Transient overexpression of HSP27 wt and both HSP27 mutants (Fig. 3A) in experiments without docetaxel treatment were found to have no impact on cellular growth (Fig. 3B). The incubation with docetaxel, however, caused notable reductions in proliferation of PC-3 cells overexpressing phosphorylation mimicking HSP27-3D compared to cells overexpressing HSP27 wt and non-phosphorylatable HSP27-3A (Fig. 3C). Compared to HSP27 wt and HSP27-3A, respectively, HSP27-3D-expressing cells exhibited significantly reduced cell proliferation (72 h, 1.2-fold reduction, p=0.0329; 96 h, 1.2-fold reduction, p=0.0226; 120 h, 1.3-fold reduction, p=0.0005). As expected, similar findings were noted by further analyses of cellular viability using MTT assay (Fig. 3D). Again, HSP27-3D revealed poorer cellular viability of transfected, docetaxel-treated cells, when comparing overexpression of HSP27-3D with HSP27 wt and HSP27-3A (96 h, 1.2-fold reduction, p=0.0415; 120 h, 1.3-fold reduction, p=0.0087). Analysis of cell counting (Fig. 3C) as well as cellular viability (Fig. 3D) of HSP27 wt- and HSP27-3A-transfected cells showed no differences.

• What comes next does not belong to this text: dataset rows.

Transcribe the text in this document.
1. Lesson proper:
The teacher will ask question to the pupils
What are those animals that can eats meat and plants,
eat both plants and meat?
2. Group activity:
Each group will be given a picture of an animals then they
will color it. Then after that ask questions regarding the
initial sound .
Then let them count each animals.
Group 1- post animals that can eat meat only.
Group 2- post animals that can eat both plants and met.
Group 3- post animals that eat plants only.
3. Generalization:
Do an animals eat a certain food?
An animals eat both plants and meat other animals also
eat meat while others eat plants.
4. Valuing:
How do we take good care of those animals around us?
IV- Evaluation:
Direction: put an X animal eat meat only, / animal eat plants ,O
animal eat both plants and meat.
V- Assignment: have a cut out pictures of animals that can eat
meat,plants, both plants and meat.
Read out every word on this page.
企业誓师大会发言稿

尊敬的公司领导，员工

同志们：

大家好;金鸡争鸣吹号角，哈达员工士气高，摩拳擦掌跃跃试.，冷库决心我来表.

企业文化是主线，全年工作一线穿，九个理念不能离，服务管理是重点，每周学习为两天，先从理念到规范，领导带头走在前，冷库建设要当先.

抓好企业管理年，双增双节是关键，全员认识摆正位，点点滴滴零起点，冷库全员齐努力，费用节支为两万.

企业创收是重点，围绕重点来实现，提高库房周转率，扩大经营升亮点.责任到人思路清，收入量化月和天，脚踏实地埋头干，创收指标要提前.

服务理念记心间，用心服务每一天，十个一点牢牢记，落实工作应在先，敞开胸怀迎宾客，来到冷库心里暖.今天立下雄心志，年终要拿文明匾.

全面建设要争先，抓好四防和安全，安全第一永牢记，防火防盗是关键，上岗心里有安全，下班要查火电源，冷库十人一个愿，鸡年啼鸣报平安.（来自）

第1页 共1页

To clarify how HSP27-driven chemoresistance is activated and regulated throughout the treatment with docetaxel, we analyzed changes in the phosphorylation status of HSP27 utilizing phospho-specific HSP27 antibodies (Fig. 4A, C and E). Vehicle-treated control cells did not obviously change their status of low-phosphorylated HSP27 (Fig. 4B, D and F). In comparison, protein phosphorylation in the presence of docetaxel was significantly increased after 24 h at HSP27 phosphorylation sites serine-15 (9.4-fold, p=0.0071) and serine-82 (12.6-fold, p=0.0150). Analysis of serine-78 phosphorylation revealed similar results. However, statistical assessment procedure failed to reach significance. Notably, the strong induction of HSP27 phosphorylation was largely reversed after 48 h of docetaxel incubation and remained constantly low for 144 h of observation. Periods of incubation >24 h did not differ in HSP27 phosphorylation between vehicle- and docetaxel-treated groups (Fig. 4B, D and F).